Despite the major danger that Kang appears to pose for most of "Ant-Man 3," Scott and the crew manage to get out almost entirely unscathed. Thanks to Hank Pym (Michael Douglas) and his army of massive, militant ants, Kang and his forces are defeated. The villain and Ant-Man have a final battle in Kang's throne room, which ends with the conqueror seemingly killed and all the good guys escaping back to Earth. It's a happy ending, but one that some viewers aren't too fond of.

"Apparently the original ending was Scott and Kang 'losing', with him [Scott] staying behind in the Quantum Realm with Kang, who would still be alive," Reddit user u/aVVarmVibrantVibe wrote in a discussion thread about the film. Real or not, this rumored alternate ending would have certainly yielded a more emotionally intense film. "That ending would have been perfect for this movie instead of what we got," u/fakers555 commented. Redditor u/Weekly-Accountant-49 echoed the sentiment that the ending we got was underwhelming, writing, "Basically there were zero stakes. It was like a Simpsons episodes, where whatever happens has no impact on the following episode."

Some commenters pointed out that an ending where Scott gets trapped in the Quantum Realm might have been too similar to the ending of "Ant-Man and the Wasp." And while that may be true, it's still disappointing to see the MCU's new big bad be so easily defeated.

What a sadder ending could have looked like

Would a more grim finale have made more sense for "Quantumania?" In some ways, absolutely. For starters, the technology via which the Lang Gang gets home is confusing at best and dangerously close to a plot hole at worst. It's said earlier in the film that Kang can only escape the Quantum Realm using his multiverse drive core, which Scott and Hope (Evangeline Lilly) destroy in their final duel with the villain. And yet, Cassie (Kathryn Newton) easily opens up another portal for them right after.

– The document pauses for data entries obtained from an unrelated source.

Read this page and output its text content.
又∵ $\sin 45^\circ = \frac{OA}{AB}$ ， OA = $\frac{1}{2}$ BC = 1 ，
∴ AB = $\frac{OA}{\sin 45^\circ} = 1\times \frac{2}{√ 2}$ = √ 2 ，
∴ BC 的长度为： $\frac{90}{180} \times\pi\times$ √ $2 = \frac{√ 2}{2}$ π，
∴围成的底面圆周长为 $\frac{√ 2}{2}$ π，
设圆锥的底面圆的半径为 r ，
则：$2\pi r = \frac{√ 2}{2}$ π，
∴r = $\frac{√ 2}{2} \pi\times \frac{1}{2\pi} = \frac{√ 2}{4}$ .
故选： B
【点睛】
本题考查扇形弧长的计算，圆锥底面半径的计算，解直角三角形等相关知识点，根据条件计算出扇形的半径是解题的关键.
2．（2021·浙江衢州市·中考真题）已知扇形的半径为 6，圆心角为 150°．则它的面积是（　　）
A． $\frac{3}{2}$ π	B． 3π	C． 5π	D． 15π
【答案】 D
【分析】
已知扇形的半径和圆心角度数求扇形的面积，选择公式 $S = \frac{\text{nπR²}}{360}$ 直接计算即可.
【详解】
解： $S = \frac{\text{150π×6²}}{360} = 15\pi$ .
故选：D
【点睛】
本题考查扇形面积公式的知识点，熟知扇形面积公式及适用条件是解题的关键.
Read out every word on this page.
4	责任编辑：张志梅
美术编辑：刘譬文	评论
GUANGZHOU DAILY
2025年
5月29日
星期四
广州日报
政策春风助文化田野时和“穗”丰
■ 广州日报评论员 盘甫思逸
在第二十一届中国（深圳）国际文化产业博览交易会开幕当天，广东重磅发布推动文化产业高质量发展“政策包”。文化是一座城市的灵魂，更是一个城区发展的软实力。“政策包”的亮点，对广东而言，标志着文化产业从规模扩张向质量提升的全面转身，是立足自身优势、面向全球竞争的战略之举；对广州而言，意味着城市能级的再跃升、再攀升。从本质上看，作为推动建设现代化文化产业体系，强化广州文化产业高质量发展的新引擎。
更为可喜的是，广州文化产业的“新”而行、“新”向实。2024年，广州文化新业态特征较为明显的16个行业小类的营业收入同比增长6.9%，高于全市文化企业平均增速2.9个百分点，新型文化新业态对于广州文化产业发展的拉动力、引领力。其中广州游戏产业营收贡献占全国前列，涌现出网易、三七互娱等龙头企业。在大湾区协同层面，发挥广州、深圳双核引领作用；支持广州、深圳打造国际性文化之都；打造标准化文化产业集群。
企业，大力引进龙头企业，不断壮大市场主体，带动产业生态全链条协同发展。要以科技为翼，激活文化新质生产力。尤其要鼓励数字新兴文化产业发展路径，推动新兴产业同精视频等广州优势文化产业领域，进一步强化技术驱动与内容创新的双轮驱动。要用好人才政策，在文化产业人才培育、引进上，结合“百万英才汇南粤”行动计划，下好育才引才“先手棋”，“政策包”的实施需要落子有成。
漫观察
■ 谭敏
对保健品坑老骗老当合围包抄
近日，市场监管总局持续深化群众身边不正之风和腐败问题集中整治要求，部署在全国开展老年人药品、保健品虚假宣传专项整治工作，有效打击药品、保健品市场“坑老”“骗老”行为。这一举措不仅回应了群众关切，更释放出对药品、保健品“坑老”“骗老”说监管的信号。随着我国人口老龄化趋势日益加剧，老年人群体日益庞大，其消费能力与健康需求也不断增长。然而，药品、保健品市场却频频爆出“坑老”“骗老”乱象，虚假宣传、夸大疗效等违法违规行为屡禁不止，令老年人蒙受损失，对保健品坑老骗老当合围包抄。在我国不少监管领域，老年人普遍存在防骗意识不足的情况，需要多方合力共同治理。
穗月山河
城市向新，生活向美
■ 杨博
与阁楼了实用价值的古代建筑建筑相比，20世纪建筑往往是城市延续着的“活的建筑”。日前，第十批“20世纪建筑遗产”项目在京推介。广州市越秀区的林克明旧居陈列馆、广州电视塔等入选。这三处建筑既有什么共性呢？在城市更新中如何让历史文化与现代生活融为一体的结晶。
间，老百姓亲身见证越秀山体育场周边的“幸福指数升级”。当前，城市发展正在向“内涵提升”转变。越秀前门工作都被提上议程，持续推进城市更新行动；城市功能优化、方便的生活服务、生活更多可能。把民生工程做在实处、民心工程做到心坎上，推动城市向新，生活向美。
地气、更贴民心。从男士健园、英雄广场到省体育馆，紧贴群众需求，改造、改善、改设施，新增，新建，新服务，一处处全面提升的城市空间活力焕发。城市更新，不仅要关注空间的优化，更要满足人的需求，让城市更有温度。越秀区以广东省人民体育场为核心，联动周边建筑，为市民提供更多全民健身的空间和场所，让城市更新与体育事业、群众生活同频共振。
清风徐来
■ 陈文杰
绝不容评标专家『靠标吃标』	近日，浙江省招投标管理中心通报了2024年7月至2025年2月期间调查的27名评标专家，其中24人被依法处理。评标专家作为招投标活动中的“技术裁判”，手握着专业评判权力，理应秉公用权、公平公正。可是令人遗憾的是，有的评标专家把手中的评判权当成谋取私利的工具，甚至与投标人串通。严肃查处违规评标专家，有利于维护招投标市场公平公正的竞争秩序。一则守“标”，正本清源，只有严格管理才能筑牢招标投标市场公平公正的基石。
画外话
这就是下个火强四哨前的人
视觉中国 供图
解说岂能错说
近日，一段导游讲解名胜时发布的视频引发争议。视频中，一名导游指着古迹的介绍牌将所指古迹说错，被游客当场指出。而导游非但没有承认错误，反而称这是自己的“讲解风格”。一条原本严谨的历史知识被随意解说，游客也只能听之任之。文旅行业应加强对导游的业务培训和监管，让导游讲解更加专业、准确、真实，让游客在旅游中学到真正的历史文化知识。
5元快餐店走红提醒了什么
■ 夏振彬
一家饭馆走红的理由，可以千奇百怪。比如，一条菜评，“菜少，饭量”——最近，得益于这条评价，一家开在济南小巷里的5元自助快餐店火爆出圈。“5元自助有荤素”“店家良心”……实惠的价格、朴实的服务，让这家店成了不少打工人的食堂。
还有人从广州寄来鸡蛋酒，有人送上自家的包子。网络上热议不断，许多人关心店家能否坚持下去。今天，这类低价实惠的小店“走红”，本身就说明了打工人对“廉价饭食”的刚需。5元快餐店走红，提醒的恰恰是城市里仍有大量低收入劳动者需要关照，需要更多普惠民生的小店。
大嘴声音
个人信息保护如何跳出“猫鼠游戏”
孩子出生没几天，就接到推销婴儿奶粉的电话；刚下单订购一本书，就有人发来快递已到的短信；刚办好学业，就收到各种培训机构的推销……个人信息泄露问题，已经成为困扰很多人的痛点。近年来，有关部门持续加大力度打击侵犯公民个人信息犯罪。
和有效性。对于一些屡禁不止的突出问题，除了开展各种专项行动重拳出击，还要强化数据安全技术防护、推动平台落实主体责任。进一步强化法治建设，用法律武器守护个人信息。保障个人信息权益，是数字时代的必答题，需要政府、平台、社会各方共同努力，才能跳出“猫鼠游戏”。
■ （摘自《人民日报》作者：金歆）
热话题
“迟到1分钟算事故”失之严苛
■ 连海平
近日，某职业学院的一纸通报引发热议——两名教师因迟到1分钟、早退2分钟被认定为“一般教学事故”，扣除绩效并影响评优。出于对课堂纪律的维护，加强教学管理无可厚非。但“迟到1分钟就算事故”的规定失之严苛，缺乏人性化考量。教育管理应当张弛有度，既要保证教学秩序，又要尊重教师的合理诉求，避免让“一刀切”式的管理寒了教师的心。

This could be explained with some quick sci-fi tech jargon, but that wouldn't fix the emotional effect of Scott getting off so easy. He makes a big show in the climax of being willing to make sacrifices to protect his family, but then he never actually has to. And to top it all off, his total victory cheapens a lot of the drama that the film tries to build around Kang.

Jonathan Majors is excellent, but it's hard to take Kang seriously after he's so easily bested by Ant-Man and the others. "Quantumania" ends with a glimpse at the Council of Kangs and their variant army, which is meant to demonstrate the threat they pose — but these variants don't come off as imposing as the Kang that Scott kills. "I know it [is] supposed to be [intimidating] and menacing but I can't take the council of kangs seriously with that kind of presentation," Redditor u/fakers555 wrote in the same discussion thread mentioned above. If the film's main Kang survived the ending, this tease might have held a lot more weight.